Though I’m not a regular listener to Joe Rogan’s podcast, when I do tune in I find him to be refreshingly open-minded, smart, and engaging. But Rogan’s stated justification for voting for Bernie Sanders makes no sense:
I think I’ll probably vote for Bernie . . . He’s been insanely consistent his entire life. He’s basically been saying the same thing, been for the same thing his whole life. And that in and of itself is a very powerful structure to operate from.
“Consistency” is often an admirable quality because it means you have principles, but consistency doesn’t tell us anything about the ethics or efficacy of the principles you hold.

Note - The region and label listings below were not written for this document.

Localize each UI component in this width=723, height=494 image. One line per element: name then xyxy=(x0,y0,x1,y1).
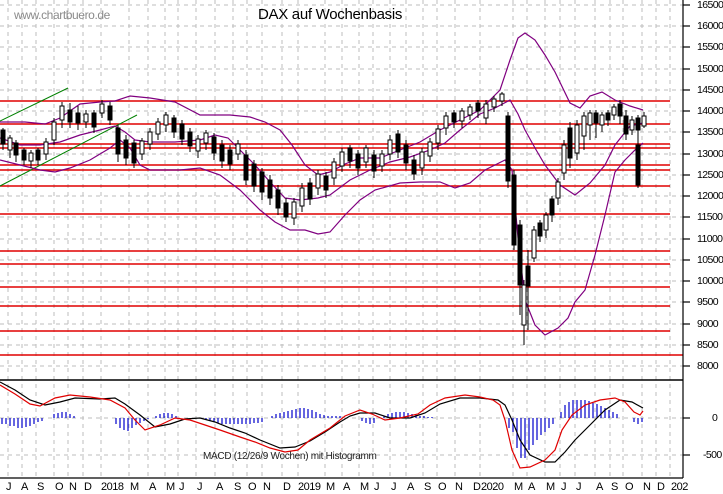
chart-title: DAX auf Wochenbasis xyxy=(258,6,403,23)
y-axis xyxy=(682,0,690,478)
x-tick: 2019 xyxy=(298,481,321,493)
x-tick: 202 xyxy=(671,481,688,493)
x-tick: D xyxy=(283,481,291,493)
x-tick: A xyxy=(21,481,28,493)
y-tick: 16500 xyxy=(697,0,723,11)
y-tick: 11000 xyxy=(697,233,723,245)
x-tick: A xyxy=(149,481,156,493)
x-tick: A xyxy=(343,481,350,493)
y-tick: 14500 xyxy=(697,84,723,96)
x-tick: S xyxy=(234,481,241,493)
x-tick: M xyxy=(326,481,335,493)
x-tick: A xyxy=(407,481,414,493)
x-tick: O xyxy=(55,481,64,493)
y-tick: 15000 xyxy=(697,63,723,75)
y-tick: 10000 xyxy=(697,275,723,287)
macd-y-tick: -500 xyxy=(703,449,722,461)
x-tick: N xyxy=(643,481,651,493)
x-tick: O xyxy=(248,481,257,493)
x-tick: J xyxy=(561,481,567,493)
x-tick: J xyxy=(6,481,12,493)
x-tick: 2018 xyxy=(101,481,124,493)
signal-line xyxy=(0,384,644,469)
y-tick: 11500 xyxy=(697,211,723,223)
x-tick: D xyxy=(84,481,92,493)
y-tick: 15500 xyxy=(697,41,723,53)
y-tick: 12000 xyxy=(697,190,723,202)
x-tick: J xyxy=(179,481,185,493)
macd-panel-label: MACD (12/26/9 Wochen) mit Histogramm xyxy=(203,451,377,462)
macd-y-tick: 0 xyxy=(712,412,718,424)
y-tick: 10500 xyxy=(697,254,723,266)
x-tick: M xyxy=(130,481,139,493)
macd-line xyxy=(0,381,644,463)
candlesticks xyxy=(0,92,647,345)
y-tick: 9000 xyxy=(697,318,719,330)
x-tick: A xyxy=(216,481,223,493)
y-tick: 8000 xyxy=(697,360,719,372)
x-tick: S xyxy=(611,481,618,493)
x-tick: A xyxy=(528,481,535,493)
x-tick: N xyxy=(263,481,271,493)
x-tick: M xyxy=(360,481,369,493)
y-tick: 13000 xyxy=(697,148,723,160)
x-tick: J xyxy=(374,481,380,493)
y-tick: 13500 xyxy=(697,126,723,138)
x-tick: N xyxy=(69,481,77,493)
x-tick: M xyxy=(166,481,175,493)
y-tick: 9500 xyxy=(697,296,719,308)
macd-histogram xyxy=(1,400,643,458)
x-tick: J xyxy=(576,481,582,493)
bollinger-bands xyxy=(0,32,644,336)
y-tick: 16000 xyxy=(697,20,723,32)
x-tick: D xyxy=(473,481,481,493)
x-tick: 2020 xyxy=(481,481,504,493)
watermark: www.chartbuero.de xyxy=(14,8,110,22)
y-tick: 12500 xyxy=(697,169,723,181)
x-tick: M xyxy=(546,481,555,493)
x-tick: A xyxy=(596,481,603,493)
y-tick: 8500 xyxy=(697,339,719,351)
x-tick: D xyxy=(657,481,665,493)
y-tick: 14000 xyxy=(697,105,723,117)
x-tick: S xyxy=(37,481,44,493)
x-tick: J xyxy=(197,481,203,493)
x-tick: J xyxy=(391,481,397,493)
x-tick: O xyxy=(625,481,634,493)
x-tick: N xyxy=(455,481,463,493)
x-tick: O xyxy=(438,481,447,493)
x-tick: S xyxy=(424,481,431,493)
x-tick: M xyxy=(514,481,523,493)
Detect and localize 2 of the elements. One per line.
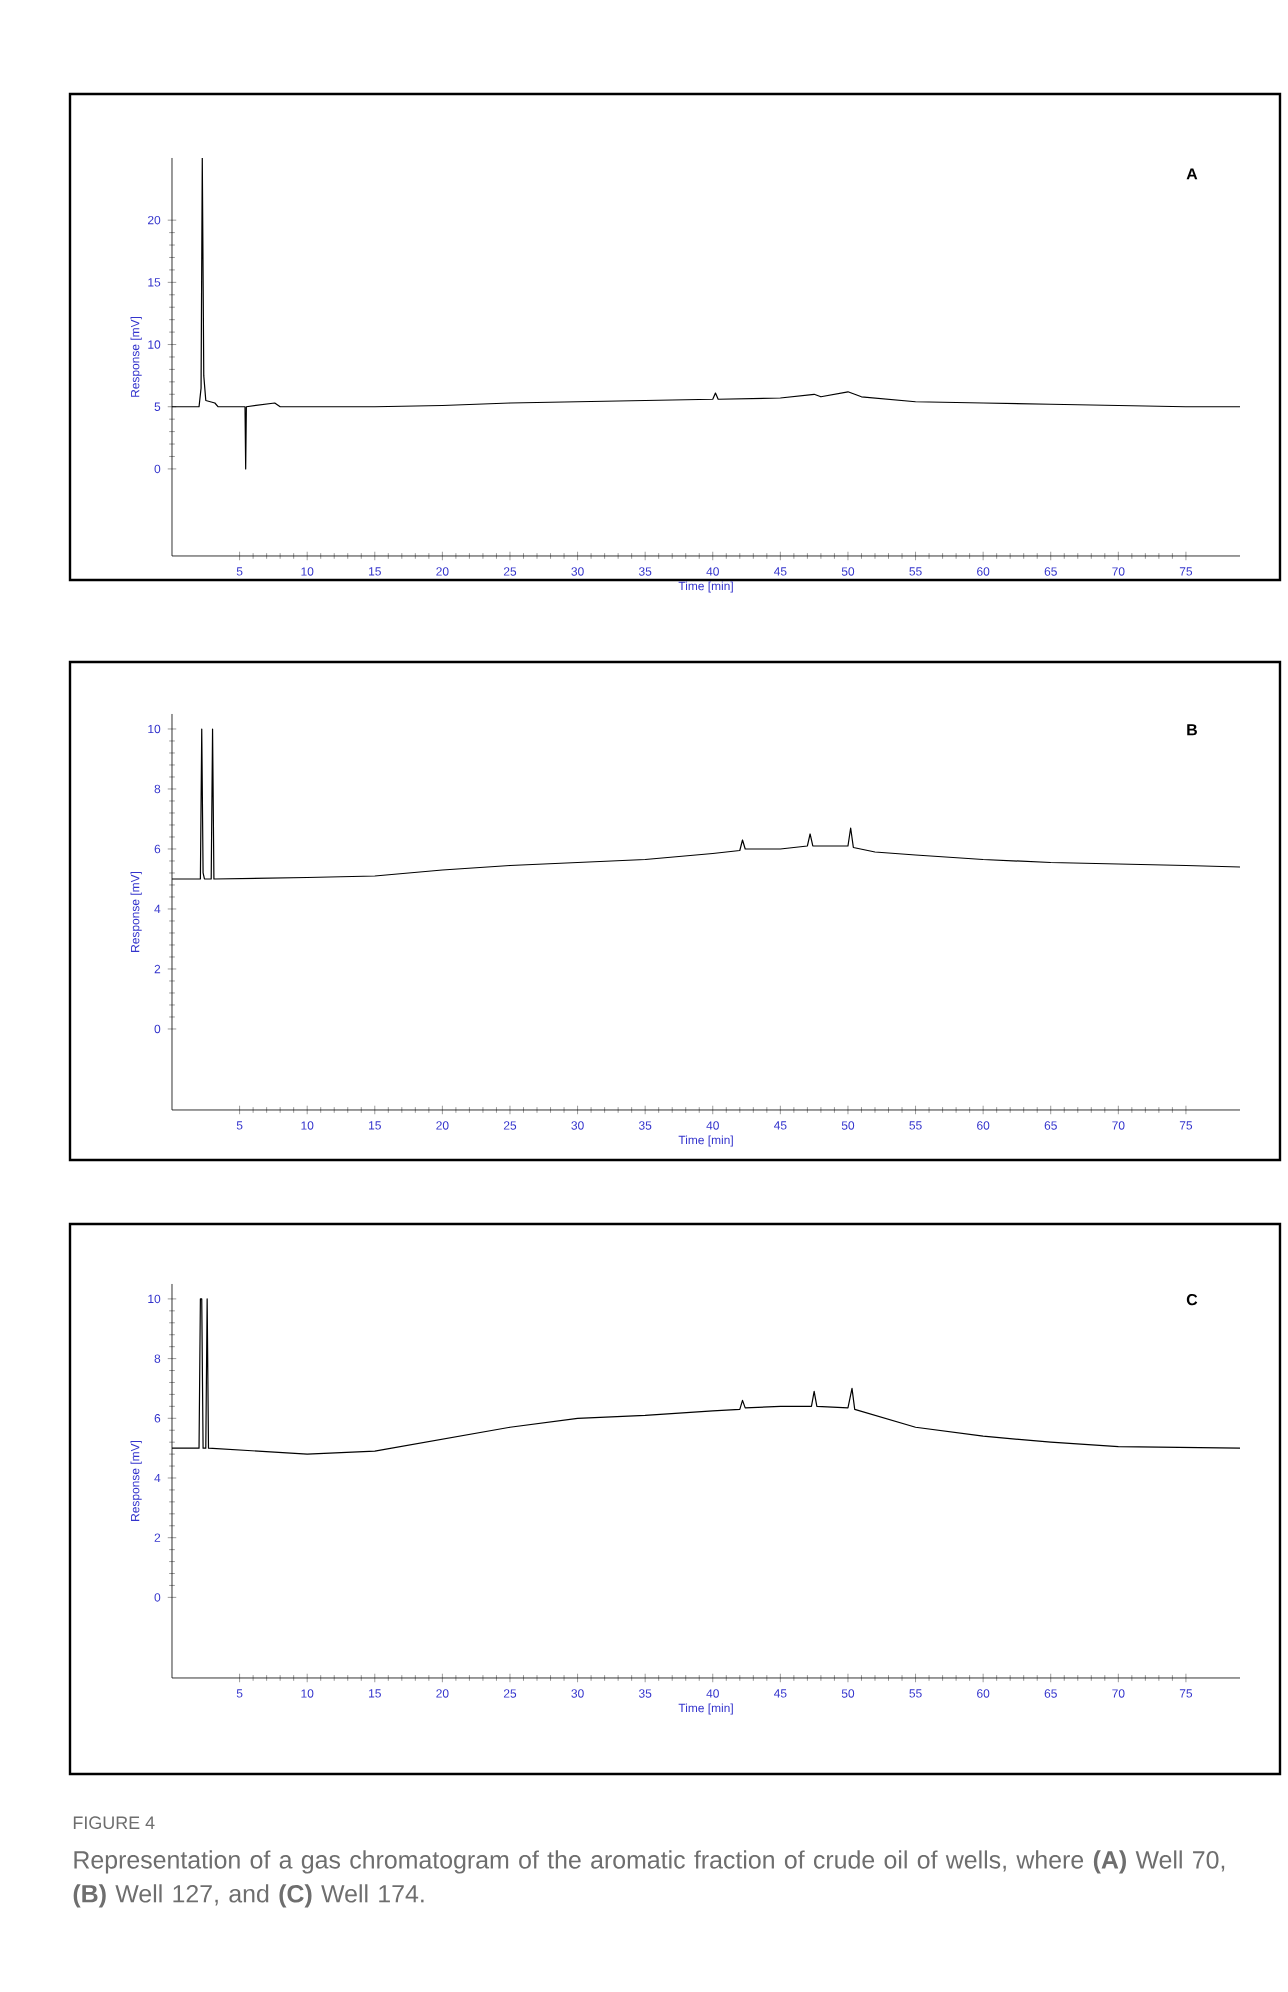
caption: FIGURE 4 [73, 1816, 155, 1830]
text: Representation of a gas chromatogram of the aromatic fraction of crude oil of wells, where (A) Well 70, (B) Well 127, and (C) Well 174. [73, 1850, 1225, 1908]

People who spend 55 years rigidly clinging to the same set of ideas they held in their early 20s are often people unwilling to incorporate facts, empirical evidence, and historical lessons into their puerile, utopian thinking. Rogan, an autodidact, it seems to me, is not that kind of person.
Sanders, though, certainly qualifies. He’s held the same antiquated collectivist positions — there isn’t a single policy proposal I can think of that he supports that doesn’t in some way entail compelling Americans to do things — from the days of radical writing in college through his defense of the Iranian hostage-takers to his Soviet Union honeymoon with fellow travelers to watching Venezuelans eat their pets — because he’s an ideologue. Rogan is a liberal — from what I can gather more of genuine old-school liberal than most Democrats these days — so maybe he legitimately admires Bernie’s underlying economic positions. But empowering ideologues with “powerful structures” is not a healthy combination. It’s also not a very good reason to support a politician.